×
AVRUPA

ANALİZ

Trump’tan Sonra Avrupa: Transatlantik İlişkiler Yol Ayrımında!

Trump’ın dönüşü, Avrupa için ne anlama geliyor? Güvenlik, ticaret ve demokrasi konularında Transatlantik ilişkiler hangi sınamalardan geçecek? AB ülkeleri Trump'ın ikinci dört yıllık dönemi için nasıl hazırlanabilir?
EŞİ BENZERİ görülmemiş bir siyasi geri dönüş ve büyük bir zaferin ardından Donald Trump yakında 47. ABD başkanı oldu ve 120 yıldan uzun bir süre sonra, bir dönem aradan sonra tekrar seçim kazanan ilk kişi oldu. Trump ayrıca, yeniden seçilen ilk hüküm giymiş suçlu ve iki kez azil soruşturması geçirmiş başkan.

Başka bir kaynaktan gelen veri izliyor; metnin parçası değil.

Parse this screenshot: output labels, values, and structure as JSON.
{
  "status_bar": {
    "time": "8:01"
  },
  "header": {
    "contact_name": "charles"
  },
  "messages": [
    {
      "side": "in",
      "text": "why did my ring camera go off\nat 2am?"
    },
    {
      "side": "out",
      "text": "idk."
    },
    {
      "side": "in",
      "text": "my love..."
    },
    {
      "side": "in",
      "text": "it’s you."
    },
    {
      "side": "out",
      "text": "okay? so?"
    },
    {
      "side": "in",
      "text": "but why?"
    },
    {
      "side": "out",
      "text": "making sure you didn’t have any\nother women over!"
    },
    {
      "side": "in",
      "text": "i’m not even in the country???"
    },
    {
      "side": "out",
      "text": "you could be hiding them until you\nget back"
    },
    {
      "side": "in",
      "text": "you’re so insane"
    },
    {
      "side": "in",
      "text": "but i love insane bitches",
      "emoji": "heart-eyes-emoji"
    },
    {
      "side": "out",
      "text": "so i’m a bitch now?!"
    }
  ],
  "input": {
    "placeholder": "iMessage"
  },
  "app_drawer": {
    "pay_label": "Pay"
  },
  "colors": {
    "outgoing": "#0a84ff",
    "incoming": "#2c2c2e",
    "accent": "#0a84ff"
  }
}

Tarihi ilkleri bir kenara bırakırsak, Trump’ın dönüşü, Avrupa için ne anlama geliyor ve AB ülkeleri Trump'ın ikinci dört yılı için nasıl hazırlanabilir? Trump, ilk döneminde Avrupa'nın dostu değildi, ancak "iyi" haber şu ki, bu sefer AB liderleri ne beklemeleri gerektiğini biliyorlar çünkü Trump niyetlerini çok açık bir şekilde ortaya koydu.

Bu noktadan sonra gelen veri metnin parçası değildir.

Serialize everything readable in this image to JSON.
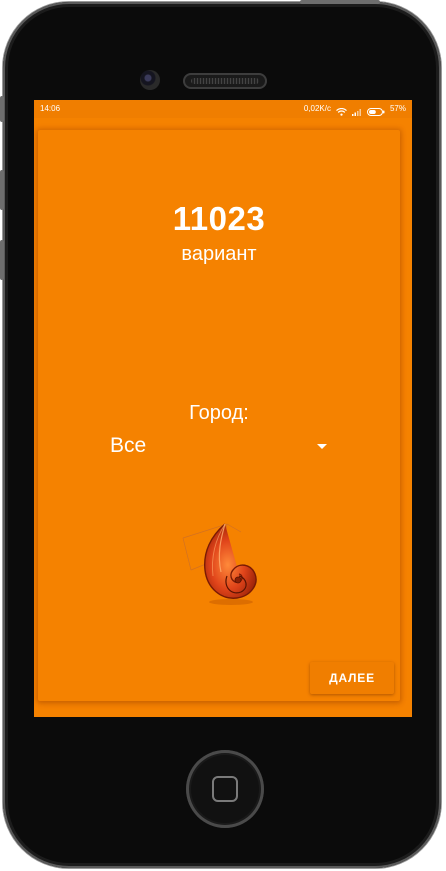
{
  "status_bar": {
    "time": "14:06",
    "network_speed": "0,02K/c",
    "battery_percent": "57%",
    "battery_level": 0.57,
    "icons": [
      "wifi-icon",
      "signal-icon",
      "battery-icon"
    ]
  },
  "main": {
    "variant_number": "11023",
    "variant_label": "вариант",
    "city_label": "Город:",
    "city_select": {
      "selected": "Все",
      "icon": "dropdown-arrow-icon"
    },
    "logo": "shell-logo",
    "next_button_label": "ДАЛЕЕ"
  },
  "colors": {
    "background": "#f58200",
    "status_bar": "#f07e00",
    "text": "#ffffff"
  }
}
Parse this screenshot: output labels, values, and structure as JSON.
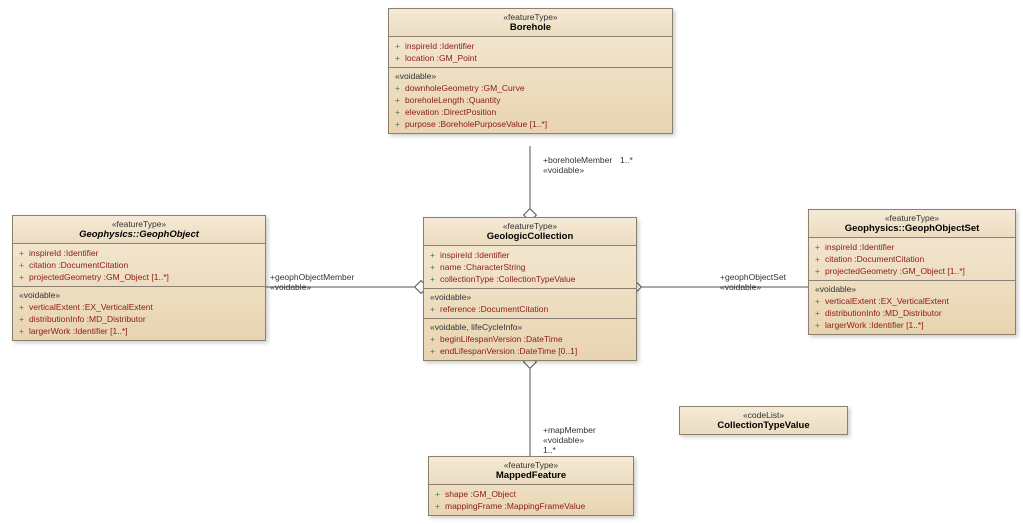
{
  "chart_data": {
    "type": "uml_class_diagram",
    "classes": [
      {
        "id": "Borehole",
        "stereotype": "«featureType»",
        "name": "Borehole",
        "compartments": [
          {
            "attrs": [
              {
                "name": "inspireId",
                "type": "Identifier"
              },
              {
                "name": "location",
                "type": "GM_Point"
              }
            ]
          },
          {
            "stereotype": "«voidable»",
            "attrs": [
              {
                "name": "downholeGeometry",
                "type": "GM_Curve"
              },
              {
                "name": "boreholeLength",
                "type": "Quantity"
              },
              {
                "name": "elevation",
                "type": "DirectPosition"
              },
              {
                "name": "purpose",
                "type": "BoreholePurposeValue [1..*]"
              }
            ]
          }
        ]
      },
      {
        "id": "GeophObject",
        "stereotype": "«featureType»",
        "name": "Geophysics::GeophObject",
        "italic": true,
        "compartments": [
          {
            "attrs": [
              {
                "name": "inspireId",
                "type": "Identifier"
              },
              {
                "name": "citation",
                "type": "DocumentCitation"
              },
              {
                "name": "projectedGeometry",
                "type": "GM_Object [1..*]"
              }
            ]
          },
          {
            "stereotype": "«voidable»",
            "attrs": [
              {
                "name": "verticalExtent",
                "type": "EX_VerticalExtent"
              },
              {
                "name": "distributionInfo",
                "type": "MD_Distributor"
              },
              {
                "name": "largerWork",
                "type": "Identifier [1..*]"
              }
            ]
          }
        ]
      },
      {
        "id": "GeologicCollection",
        "stereotype": "«featureType»",
        "name": "GeologicCollection",
        "compartments": [
          {
            "attrs": [
              {
                "name": "inspireId",
                "type": "Identifier"
              },
              {
                "name": "name",
                "type": "CharacterString"
              },
              {
                "name": "collectionType",
                "type": "CollectionTypeValue"
              }
            ]
          },
          {
            "stereotype": "«voidable»",
            "attrs": [
              {
                "name": "reference",
                "type": "DocumentCitation"
              }
            ]
          },
          {
            "stereotype": "«voidable, lifeCycleInfo»",
            "attrs": [
              {
                "name": "beginLifespanVersion",
                "type": "DateTime"
              },
              {
                "name": "endLifespanVersion",
                "type": "DateTime [0..1]"
              }
            ]
          }
        ]
      },
      {
        "id": "GeophObjectSet",
        "stereotype": "«featureType»",
        "name": "Geophysics::GeophObjectSet",
        "compartments": [
          {
            "attrs": [
              {
                "name": "inspireId",
                "type": "Identifier"
              },
              {
                "name": "citation",
                "type": "DocumentCitation"
              },
              {
                "name": "projectedGeometry",
                "type": "GM_Object [1..*]"
              }
            ]
          },
          {
            "stereotype": "«voidable»",
            "attrs": [
              {
                "name": "verticalExtent",
                "type": "EX_VerticalExtent"
              },
              {
                "name": "distributionInfo",
                "type": "MD_Distributor"
              },
              {
                "name": "largerWork",
                "type": "Identifier [1..*]"
              }
            ]
          }
        ]
      },
      {
        "id": "MappedFeature",
        "stereotype": "«featureType»",
        "name": "MappedFeature",
        "compartments": [
          {
            "attrs": [
              {
                "name": "shape",
                "type": "GM_Object"
              },
              {
                "name": "mappingFrame",
                "type": "MappingFrameValue"
              }
            ]
          }
        ]
      },
      {
        "id": "CollectionTypeValue",
        "stereotype": "«codeList»",
        "name": "CollectionTypeValue",
        "compartments": []
      }
    ],
    "associations": [
      {
        "from": "GeologicCollection",
        "to": "Borehole",
        "type": "aggregation",
        "role": "+boreholeMember",
        "stereo": "«voidable»",
        "mult": "1..*"
      },
      {
        "from": "GeologicCollection",
        "to": "GeophObject",
        "type": "aggregation",
        "role": "+geophObjectMember",
        "stereo": "«voidable»"
      },
      {
        "from": "GeologicCollection",
        "to": "GeophObjectSet",
        "type": "aggregation",
        "role": "+geophObjectSet",
        "stereo": "«voidable»"
      },
      {
        "from": "GeologicCollection",
        "to": "MappedFeature",
        "type": "aggregation",
        "role": "+mapMember",
        "stereo": "«voidable»",
        "mult": "1..*"
      }
    ]
  },
  "labels": {
    "borehole_role": "+boreholeMember",
    "borehole_stereo": "«voidable»",
    "borehole_mult": "1..*",
    "geoph_role": "+geophObjectMember",
    "geoph_stereo": "«voidable»",
    "geophset_role": "+geophObjectSet",
    "geophset_stereo": "«voidable»",
    "map_role": "+mapMember",
    "map_stereo": "«voidable»",
    "map_mult": "1..*"
  }
}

Ukrayna'daki savaşı 24 saat içinde bitireceğini ve Ukrayna'nın NATO'ya katılma teklifini tarihe gömeceğini iddia ediyor. Ayrıca tüm Avrupa ithalatlarına %10 ila %20 oranında gümrük vergisi (ve tüm Çin ithalatlarına %60 oranında vergi) koyacak ve 2015 Paris İklim Değişikliği Anlaşması'ndan ikinci kez çekilmeyi planlıyor.

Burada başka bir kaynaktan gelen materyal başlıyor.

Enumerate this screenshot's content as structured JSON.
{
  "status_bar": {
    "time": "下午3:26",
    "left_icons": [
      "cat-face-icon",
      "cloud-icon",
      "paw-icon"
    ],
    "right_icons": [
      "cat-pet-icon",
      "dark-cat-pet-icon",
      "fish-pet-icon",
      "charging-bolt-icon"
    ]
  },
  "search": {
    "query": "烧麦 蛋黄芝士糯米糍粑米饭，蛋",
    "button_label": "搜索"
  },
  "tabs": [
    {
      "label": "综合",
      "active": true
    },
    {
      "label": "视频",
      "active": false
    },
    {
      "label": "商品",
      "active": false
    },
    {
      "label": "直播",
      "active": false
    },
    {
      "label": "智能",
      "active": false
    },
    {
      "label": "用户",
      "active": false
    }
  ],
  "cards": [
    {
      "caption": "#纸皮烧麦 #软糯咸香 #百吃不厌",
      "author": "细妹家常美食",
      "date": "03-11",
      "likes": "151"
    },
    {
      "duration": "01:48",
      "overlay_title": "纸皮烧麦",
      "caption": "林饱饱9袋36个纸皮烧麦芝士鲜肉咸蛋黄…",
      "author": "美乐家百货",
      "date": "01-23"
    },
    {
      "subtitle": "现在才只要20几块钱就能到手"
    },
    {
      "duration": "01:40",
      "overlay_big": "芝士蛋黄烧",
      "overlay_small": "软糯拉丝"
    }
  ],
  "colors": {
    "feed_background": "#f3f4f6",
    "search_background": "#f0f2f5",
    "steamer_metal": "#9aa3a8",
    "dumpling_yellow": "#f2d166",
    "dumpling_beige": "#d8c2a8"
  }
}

Dönüşü, Avrupa siyaseti üzerinde de büyük bir etki yaratacak ve göç - ulusal kimlik konusunda Trump’ın duruşunu benimseyen aşırı sağ partileri cesaretlendirecek. Kısacası, Trump küresel düzeni daha da istikrarsızlaştıracak ve çok taraflılığı, transatlantik ilişkileri ve Avrupa Birliğini zayıflatacak.

**
Transatlantik ilişkiler yol ayrımında

Geçtiğimiz haftanın sonunda gazeteci Nicholas Vincour, Beyaz Saray'ı kim kazanırsa kazansın, on yıllardır süren yakın Avrupa-Amerika ilişkisinin sona ermek üzere olduğunu ileri sürdü. Ve Avrupalıların “Beyaz Saray’da kimin başkan olacağı konusunda daha az”, "Avrupa'nın tehlikeli bir küresel sahnede tek başına nasıl başa çıkabileceği konusunda daha fazla” endişelenmeleri gerektiğini söyledi. Dün Avrupa'daki Amerikan bağlılığının azalmasına ilişkin reddedilebilir alaycılık, bugünün uyarıcı hikayesi artık. Ancak Trump'ın başkan olmasıyla birlikte bu endişe, özellikle ticaret ve savunma konusunda son derece derinleşiyor.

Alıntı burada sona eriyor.